Exactly three years since the release of his last solo LP, JOHN GRANT returns with his new album Love Is Magic, released 12th October via Bella Union, and available to preorder here. Grant has shared a lyric video for the first single and title track, directed by Kieran Evans, which is streaming HERE, and unveiled a trailer for the album, which can be viewed HERE.
“Each record I make is more of an amalgamation of who I am,” says John Grant. “The more I do this, the more I trust myself, and the closer I get to making what I imagine in my head.”
Even when the Michigan-born man released his debut solo album Queen Of Denmark in 2010, Grant laced sumptuous soft-rock ballads with an array of spacey, wistful synthesizer sounds, increasingly adding taut, fizzing sequencers, nu-synth-disco settings and icy soundscapes to the mix on 2013’s Pale Green Ghosts and 2015’s Grey Tickles, Black Pressure. Now, with his fourth solo album Love Is Magic, Grant continues to evolve, creating his most electronic record yet, in collaboration with Benge (Ben Edwards), analogue synth expert/collector and a member of electronic trio Wrangler, Grant’s collaborators earlier this year under the collective name of Creep Show on the album Mr Dynamite.
Produced by Grant (together with Benge and Paul Alexander), and engineered by Benge at his Cornish studio, the diamond-hard, diamond-gleaming Love Is Magic, “is closer still to how I’ve always wanted my records to sound, but I didn’t know how to go about it,” Grant says.
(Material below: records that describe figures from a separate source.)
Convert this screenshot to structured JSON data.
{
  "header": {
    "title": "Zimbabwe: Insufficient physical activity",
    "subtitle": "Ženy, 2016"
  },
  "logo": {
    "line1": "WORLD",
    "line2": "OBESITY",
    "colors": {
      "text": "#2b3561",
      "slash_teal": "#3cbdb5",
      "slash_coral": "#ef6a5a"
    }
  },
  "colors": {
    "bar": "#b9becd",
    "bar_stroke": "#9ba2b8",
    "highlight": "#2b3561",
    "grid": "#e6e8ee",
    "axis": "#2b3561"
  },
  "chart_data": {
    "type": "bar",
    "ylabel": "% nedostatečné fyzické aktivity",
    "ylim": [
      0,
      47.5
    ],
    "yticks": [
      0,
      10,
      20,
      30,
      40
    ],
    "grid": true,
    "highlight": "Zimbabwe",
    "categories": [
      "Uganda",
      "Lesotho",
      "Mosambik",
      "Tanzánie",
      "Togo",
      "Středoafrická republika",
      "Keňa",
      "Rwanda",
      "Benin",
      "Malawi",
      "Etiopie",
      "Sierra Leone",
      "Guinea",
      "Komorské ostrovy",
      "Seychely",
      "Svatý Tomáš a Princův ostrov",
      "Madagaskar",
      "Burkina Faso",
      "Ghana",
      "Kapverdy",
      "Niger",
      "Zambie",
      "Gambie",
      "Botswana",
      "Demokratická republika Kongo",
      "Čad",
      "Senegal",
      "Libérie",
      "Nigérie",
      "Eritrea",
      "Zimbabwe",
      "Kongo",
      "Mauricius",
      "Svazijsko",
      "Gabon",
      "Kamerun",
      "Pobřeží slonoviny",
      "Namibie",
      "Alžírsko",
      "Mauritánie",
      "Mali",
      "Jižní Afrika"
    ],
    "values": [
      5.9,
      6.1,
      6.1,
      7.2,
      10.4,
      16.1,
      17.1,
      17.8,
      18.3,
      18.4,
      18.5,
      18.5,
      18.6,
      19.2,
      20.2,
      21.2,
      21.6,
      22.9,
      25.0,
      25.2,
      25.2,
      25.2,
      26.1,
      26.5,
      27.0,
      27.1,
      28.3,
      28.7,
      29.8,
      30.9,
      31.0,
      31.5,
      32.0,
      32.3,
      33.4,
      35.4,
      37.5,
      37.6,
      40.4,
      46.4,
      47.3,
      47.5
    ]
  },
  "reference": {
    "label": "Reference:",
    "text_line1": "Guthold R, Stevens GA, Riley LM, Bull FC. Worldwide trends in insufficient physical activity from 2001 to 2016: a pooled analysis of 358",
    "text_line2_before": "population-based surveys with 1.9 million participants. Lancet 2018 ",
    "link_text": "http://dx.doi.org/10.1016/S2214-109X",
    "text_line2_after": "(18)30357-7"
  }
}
Already mentioned above, he also called on bassist Paul Alexander of Denton, Texas maestros Midlake, renewing a working relationship that began on Queen Of Denmark. “Paul trained in music theory at UNT in Denton, Texas with an emphasis in Jazz and I knew he would come up with beautiful harmonies, so I unleashed him on the backing vocals,” Grant enthuses. “He comes up with interesting angles rather than the obvious and also plays some of the best bass lines I’ve ever heard.”
Besides the quest for sound, “the lyrics, of course, continue to be very important to me,” says John. “They’re just snapshots of everyday life where myriad moods and every sort of horrible and hilarious occurrence one can imagine mix with the pedestrian resulting in the absurdity and beauty of life.”